“Well,” said Jude, “let’s get the mudhook up and put out right away. They won’t have the face to chase us.”

“Yes,” said Satan, “and leave them to hunt the island and find the cache! They’d lift the stuff to the last tin of beef. They’ve seen us ashore among the bushes. You shouldn’t have gone ashore.”

“I went to see we hadn’t left no traces.”

“Traces be damned! Cark wants no traces. Once he starts to hunt, he’ll turn the durned island upside down and shake it. He’ll say to himself, ‘What were they doin’ here, anyway; what were they pokin’ about them bushes for?’ No, we’ve got to sit here till he goes, and that’ll be this time next year, maybe.”

“What’s the name of his schooner?” asked Ratcliffe.

“The Juan Bango,” replied Satan, “named after the tobacco company people. Look, they’re gettin’ a boat off. That’s Sellers, and he’s comin’ aboard.”

Then he collapsed, squatting under the bulwarks. “Guy them,” said he to Jude. “Tell them I’m down with smallpox: that’ll make them shove.”
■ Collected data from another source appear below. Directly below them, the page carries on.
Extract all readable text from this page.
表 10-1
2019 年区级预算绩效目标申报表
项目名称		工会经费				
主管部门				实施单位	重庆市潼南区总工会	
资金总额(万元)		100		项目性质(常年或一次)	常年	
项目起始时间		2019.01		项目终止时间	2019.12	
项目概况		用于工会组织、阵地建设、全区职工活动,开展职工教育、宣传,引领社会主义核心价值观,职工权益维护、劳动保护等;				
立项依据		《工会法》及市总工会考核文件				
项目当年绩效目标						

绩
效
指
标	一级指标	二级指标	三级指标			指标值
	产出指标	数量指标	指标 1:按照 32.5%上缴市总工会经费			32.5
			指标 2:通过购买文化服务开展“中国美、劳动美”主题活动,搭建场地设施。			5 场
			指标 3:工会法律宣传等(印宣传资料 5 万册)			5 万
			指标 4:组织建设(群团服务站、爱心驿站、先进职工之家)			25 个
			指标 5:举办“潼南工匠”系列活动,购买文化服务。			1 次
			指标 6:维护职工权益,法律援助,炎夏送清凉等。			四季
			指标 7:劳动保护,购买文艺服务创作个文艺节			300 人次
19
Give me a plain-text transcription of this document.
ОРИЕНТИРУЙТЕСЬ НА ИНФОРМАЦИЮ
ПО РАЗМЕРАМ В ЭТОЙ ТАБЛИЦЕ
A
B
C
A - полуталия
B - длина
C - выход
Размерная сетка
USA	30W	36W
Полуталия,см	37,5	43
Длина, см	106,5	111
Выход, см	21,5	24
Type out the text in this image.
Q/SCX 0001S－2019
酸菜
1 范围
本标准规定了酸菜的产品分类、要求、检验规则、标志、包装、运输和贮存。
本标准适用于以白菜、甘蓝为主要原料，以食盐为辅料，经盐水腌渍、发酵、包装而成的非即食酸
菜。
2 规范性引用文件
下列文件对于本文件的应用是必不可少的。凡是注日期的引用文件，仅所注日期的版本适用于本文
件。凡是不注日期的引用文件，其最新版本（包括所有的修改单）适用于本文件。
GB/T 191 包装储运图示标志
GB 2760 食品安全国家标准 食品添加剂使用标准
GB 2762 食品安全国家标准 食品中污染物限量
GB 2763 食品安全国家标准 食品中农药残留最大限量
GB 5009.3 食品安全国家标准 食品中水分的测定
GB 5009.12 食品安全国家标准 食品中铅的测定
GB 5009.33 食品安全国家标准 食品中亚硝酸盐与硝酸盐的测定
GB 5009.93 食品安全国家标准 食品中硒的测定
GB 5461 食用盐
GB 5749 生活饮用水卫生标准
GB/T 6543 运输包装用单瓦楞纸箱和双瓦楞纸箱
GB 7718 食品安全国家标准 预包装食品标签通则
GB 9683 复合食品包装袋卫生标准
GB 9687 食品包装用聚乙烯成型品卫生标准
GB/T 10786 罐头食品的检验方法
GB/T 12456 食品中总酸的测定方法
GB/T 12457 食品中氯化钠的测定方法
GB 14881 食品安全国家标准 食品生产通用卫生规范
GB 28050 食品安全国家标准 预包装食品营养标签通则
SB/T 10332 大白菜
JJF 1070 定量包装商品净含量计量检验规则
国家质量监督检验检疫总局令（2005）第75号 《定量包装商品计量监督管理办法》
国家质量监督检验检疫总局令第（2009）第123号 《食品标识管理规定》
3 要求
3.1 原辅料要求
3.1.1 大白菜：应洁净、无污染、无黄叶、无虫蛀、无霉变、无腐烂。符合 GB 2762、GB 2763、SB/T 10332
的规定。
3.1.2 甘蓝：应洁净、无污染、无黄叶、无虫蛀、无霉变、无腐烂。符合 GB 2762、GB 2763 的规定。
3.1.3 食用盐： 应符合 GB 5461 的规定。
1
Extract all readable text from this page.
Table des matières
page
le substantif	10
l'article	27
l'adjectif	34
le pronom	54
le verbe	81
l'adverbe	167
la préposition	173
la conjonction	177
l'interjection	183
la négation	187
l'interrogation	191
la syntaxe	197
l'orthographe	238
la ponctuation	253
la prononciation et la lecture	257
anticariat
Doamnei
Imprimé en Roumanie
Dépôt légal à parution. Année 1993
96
“Leave ’em to me,” said Jude.

It was Matt Sellers right enough, a big wheezy man suggestive of Tammany Hall, but a sure-enough sailor in practice. “The biggest blackguard on the coast” was his subsidiary title. He was the henchman of Carquinez. His career was not without interest and romance of a sort. It was he who had bought, with the money of Carquinez, the bones of the Isidore, wrecked against the sheer cliffs by the black strand of Martinique. Ten thousand dollars in gold coin she had on board her, and he salved them. That was a straight job, and a wonderful bit of work, taking it all together. It was a curiosity, too, because it was straight.

The crooked jobs of Matt Sellers would have filled a book.